Question

a person pushing a stroller starts from rest, uniformly accelerating at a rate of 0.500 m/s2. What is the velocity of the stroller after it has traveled 4.75 m ?

Answer 1

Approximately
`2.18 m\cdot s^(-1)`.

Step-by-step explanation:

Consider one of the equations for constant acceleration ("SUVAT" equations)
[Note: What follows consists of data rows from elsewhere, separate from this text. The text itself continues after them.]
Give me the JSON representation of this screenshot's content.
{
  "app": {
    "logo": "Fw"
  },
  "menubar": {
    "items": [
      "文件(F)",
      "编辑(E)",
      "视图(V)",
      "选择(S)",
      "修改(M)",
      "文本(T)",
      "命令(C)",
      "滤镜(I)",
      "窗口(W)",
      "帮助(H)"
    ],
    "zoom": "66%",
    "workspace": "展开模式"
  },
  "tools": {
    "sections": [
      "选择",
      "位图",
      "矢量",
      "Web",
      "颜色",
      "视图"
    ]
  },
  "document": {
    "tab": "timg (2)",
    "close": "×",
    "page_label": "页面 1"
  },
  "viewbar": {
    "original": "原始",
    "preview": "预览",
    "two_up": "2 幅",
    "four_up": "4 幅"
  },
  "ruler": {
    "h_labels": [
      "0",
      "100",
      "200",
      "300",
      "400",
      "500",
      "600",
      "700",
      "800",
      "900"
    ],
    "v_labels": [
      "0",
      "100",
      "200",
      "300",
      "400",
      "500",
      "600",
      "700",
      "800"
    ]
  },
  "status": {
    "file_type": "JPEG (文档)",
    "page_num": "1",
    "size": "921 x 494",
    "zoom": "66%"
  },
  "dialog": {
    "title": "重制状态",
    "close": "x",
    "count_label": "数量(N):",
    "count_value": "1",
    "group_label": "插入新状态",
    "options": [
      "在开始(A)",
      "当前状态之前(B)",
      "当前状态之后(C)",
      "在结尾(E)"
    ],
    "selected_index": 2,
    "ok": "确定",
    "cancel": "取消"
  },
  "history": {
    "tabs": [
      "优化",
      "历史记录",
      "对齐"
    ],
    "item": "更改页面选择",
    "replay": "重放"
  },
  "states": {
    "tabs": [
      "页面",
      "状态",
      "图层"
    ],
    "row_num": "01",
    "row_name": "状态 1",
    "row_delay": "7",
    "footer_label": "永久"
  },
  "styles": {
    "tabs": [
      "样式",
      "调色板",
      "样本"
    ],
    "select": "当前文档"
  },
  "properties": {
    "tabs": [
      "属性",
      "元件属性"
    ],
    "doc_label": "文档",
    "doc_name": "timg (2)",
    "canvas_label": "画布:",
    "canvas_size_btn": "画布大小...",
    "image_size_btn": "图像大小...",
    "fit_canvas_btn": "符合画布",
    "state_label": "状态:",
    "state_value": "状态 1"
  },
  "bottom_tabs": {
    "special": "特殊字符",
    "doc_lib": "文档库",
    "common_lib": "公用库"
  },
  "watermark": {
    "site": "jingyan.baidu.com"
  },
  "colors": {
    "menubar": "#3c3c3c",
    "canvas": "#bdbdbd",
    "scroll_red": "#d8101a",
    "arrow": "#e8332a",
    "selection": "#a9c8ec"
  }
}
`v^(2) - u^(2) = 2 \; a \cdot x`,

where

• 
  `v` is the final velocity of the object,
• 
  `u` is the initial velocity of the object,
• 
  `a` is the acceleration of the object, and
• 
  `x` is the distance that the object had traveled while its velocity changed from
  `u` to
  `v`.

Note that unlike other SUVAT equations, this one does not ask for the time required for the speed of the object to change from
`u` to
`v`. Since in this problem, time isn't given, this time-less equation would particular useful.

Here

• 
  `v` the final velocity needs to be found.
• 
  `u = 0` for the stroller started from rest.
• 
  `a =\rm 0.500 \;m \cdot s^(-2)` is the acceleration of the stroller, and
• 
  `x = \rm 4.75\; m` is the distance that the stroller traveled while its velocity changed from
  `u` to
  `v`.

Rearrange the equation to isolate the unknown,
`v`:

`v^(2) = u^(2) + 2 \; a \cdot x`.

Make sure that all units are standard, so that the unit of the output will also be standard. Apply the equation:

`v = \sqrt{u^(2) + 2 \; a \cdot x} = √(0^2 + 2 * 0.500 * 4.75 )\approx \rm 2.18\; m\cdot s^(-1)`.

Hence the final velocity will be approximately
`\rm 2.18 m\cdot s^(-1)`.